A group of threat actors have exploited a zero-day vulnerability in the General Bytes Bitcoin ATM servers to snatch cryptocurrency funds. The campaign enabled the adversaries to receive cryptocurrency to their accounts when a user completes a deposit through an infected ATM.
The attack came to light after a General Bytes user recently notified a news media agency that a group of hackers were stealing bitcoin from their ATMs. Moreover, an investigation revealed that hackers exploited a zero-day bug in the Crypto Application Server.
The abused zero-day flaw in the Crypto Application Server was version 20201208. The hackers scoured the internet for compromised servers on TCP ports 443 and 7777, also hosted at General Byte and Digital Ocean’s cloud services.
The attack against the Bitcoin ATM servers initiates after a default admin user is added to the CAS.
The threat actors can abuse the flaw in the Bitcoin ATM servers by adding a default admin user called ‘gb’ to the Crypto Application Server. They have developed an admin user remotely through the CAS admin interface through a URL call on the webpage used for the automatic installation on the server.
Subsequently, the hackers can alter the “buy or sell” setting and invalid payment address to use their crypto wallets. Once the settings are modified, any crypto fund deposited through CAS will be transferred by the attackers to its’ funds.

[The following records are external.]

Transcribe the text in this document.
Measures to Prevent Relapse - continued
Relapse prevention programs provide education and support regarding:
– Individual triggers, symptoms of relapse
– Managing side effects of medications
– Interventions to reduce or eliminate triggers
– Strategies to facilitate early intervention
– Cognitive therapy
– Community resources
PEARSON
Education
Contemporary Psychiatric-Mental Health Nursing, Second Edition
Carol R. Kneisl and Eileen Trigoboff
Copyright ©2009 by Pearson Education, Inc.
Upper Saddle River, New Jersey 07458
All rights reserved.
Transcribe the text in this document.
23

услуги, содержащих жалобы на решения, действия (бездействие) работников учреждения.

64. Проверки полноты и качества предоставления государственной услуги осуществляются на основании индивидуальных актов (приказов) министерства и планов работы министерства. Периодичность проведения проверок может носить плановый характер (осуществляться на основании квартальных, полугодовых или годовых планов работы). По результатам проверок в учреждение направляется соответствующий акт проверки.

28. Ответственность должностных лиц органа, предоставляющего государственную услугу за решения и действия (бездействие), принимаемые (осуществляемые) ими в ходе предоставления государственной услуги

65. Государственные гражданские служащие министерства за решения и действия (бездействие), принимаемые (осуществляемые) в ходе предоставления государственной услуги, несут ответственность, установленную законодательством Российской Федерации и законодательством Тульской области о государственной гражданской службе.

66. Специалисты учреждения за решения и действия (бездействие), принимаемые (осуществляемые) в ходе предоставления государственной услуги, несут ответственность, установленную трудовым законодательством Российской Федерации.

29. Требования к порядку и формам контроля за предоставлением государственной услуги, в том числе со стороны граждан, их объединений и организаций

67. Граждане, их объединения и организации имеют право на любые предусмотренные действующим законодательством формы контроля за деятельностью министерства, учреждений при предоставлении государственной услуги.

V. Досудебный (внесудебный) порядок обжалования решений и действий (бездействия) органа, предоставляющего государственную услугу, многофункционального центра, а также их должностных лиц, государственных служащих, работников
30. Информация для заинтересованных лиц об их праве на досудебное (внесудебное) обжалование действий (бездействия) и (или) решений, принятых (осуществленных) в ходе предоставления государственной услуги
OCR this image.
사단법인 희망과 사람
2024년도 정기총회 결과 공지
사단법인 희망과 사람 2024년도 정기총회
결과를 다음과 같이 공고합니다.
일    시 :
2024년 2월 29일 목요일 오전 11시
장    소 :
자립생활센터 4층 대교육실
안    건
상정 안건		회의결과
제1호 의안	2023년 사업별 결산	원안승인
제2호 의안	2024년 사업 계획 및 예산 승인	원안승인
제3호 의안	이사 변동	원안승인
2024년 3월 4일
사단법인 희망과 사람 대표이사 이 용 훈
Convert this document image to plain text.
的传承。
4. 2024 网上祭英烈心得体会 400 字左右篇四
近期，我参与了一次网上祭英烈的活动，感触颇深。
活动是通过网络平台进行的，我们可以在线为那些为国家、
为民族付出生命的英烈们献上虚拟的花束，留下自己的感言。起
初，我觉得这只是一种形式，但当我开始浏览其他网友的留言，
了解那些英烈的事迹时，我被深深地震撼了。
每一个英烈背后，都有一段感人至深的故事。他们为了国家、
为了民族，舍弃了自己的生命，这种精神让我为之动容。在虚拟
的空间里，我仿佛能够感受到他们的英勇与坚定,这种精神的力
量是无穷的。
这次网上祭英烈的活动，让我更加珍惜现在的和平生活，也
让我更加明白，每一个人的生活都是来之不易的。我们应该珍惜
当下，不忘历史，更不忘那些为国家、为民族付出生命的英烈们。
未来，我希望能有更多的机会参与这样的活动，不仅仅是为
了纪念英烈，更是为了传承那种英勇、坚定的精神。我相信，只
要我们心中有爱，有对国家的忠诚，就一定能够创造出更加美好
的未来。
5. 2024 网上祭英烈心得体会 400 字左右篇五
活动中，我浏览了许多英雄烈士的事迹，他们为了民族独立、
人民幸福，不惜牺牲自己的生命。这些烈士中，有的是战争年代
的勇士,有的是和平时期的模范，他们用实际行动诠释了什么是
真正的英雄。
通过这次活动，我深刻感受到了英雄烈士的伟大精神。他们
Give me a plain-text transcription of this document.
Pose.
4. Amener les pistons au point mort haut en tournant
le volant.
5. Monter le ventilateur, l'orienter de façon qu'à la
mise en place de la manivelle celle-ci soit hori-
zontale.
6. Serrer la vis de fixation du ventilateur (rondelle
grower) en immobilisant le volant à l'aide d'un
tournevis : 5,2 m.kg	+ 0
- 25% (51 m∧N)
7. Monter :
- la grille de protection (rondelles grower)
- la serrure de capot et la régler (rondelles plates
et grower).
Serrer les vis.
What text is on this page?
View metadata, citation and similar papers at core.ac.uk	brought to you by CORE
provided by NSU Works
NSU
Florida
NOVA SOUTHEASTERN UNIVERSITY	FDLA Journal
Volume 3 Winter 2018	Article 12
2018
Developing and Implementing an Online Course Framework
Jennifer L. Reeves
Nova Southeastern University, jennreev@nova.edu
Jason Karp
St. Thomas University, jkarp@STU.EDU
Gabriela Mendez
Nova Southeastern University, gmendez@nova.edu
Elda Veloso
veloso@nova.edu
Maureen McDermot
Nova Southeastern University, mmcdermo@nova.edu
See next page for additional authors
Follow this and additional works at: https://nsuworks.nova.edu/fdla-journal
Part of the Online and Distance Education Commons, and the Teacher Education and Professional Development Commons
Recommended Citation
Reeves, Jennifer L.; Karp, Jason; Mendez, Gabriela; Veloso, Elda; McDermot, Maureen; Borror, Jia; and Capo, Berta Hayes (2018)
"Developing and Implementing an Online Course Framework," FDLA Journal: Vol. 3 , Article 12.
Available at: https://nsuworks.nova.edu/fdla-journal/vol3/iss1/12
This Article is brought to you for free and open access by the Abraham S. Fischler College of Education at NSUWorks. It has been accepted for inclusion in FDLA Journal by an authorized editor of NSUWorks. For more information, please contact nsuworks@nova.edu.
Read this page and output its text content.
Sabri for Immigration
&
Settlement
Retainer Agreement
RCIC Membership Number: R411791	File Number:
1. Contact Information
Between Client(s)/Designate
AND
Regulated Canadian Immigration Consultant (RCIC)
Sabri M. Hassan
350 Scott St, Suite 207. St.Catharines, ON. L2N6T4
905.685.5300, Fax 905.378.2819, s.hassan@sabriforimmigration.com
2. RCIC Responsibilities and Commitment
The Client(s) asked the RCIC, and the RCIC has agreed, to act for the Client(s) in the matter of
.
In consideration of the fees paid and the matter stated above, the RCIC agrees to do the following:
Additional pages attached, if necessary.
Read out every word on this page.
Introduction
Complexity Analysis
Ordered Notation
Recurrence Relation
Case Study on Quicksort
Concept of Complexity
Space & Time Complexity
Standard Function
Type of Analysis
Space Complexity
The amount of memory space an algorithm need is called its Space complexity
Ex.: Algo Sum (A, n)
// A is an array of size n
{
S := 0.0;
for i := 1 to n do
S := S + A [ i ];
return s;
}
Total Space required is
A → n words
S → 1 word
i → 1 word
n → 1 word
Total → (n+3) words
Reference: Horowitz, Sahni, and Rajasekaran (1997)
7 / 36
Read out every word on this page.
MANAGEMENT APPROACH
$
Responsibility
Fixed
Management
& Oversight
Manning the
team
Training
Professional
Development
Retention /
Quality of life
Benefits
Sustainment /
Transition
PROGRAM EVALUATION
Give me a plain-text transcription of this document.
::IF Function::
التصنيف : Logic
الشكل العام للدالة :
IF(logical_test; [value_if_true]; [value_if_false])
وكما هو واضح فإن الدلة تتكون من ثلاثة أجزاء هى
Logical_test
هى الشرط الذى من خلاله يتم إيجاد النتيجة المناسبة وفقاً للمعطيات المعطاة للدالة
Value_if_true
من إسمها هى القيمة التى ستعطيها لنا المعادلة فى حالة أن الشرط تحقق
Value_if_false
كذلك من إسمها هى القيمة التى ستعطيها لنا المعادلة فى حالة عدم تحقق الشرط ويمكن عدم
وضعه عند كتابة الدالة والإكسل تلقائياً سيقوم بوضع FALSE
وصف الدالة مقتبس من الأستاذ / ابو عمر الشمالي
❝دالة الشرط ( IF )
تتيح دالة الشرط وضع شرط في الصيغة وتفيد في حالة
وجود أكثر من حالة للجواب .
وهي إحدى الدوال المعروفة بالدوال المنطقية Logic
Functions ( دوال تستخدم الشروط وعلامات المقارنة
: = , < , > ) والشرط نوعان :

General Bytes is the Bitcoin ATM producer that enables purchasing or selling of more than 40 cryptocurrency providers. Attackers might have focused on searching for loopholes in the ATMS since a remote Crypto Application Server managed it. Furthermore, 18 General Bytes CAS are still exposed to the internet, making them vulnerable to the current zero-day exploit.
Unfortunately, it is still unknown how many servers were impacted using the vulnerability and how threat actors stole many crypto funds during the past months.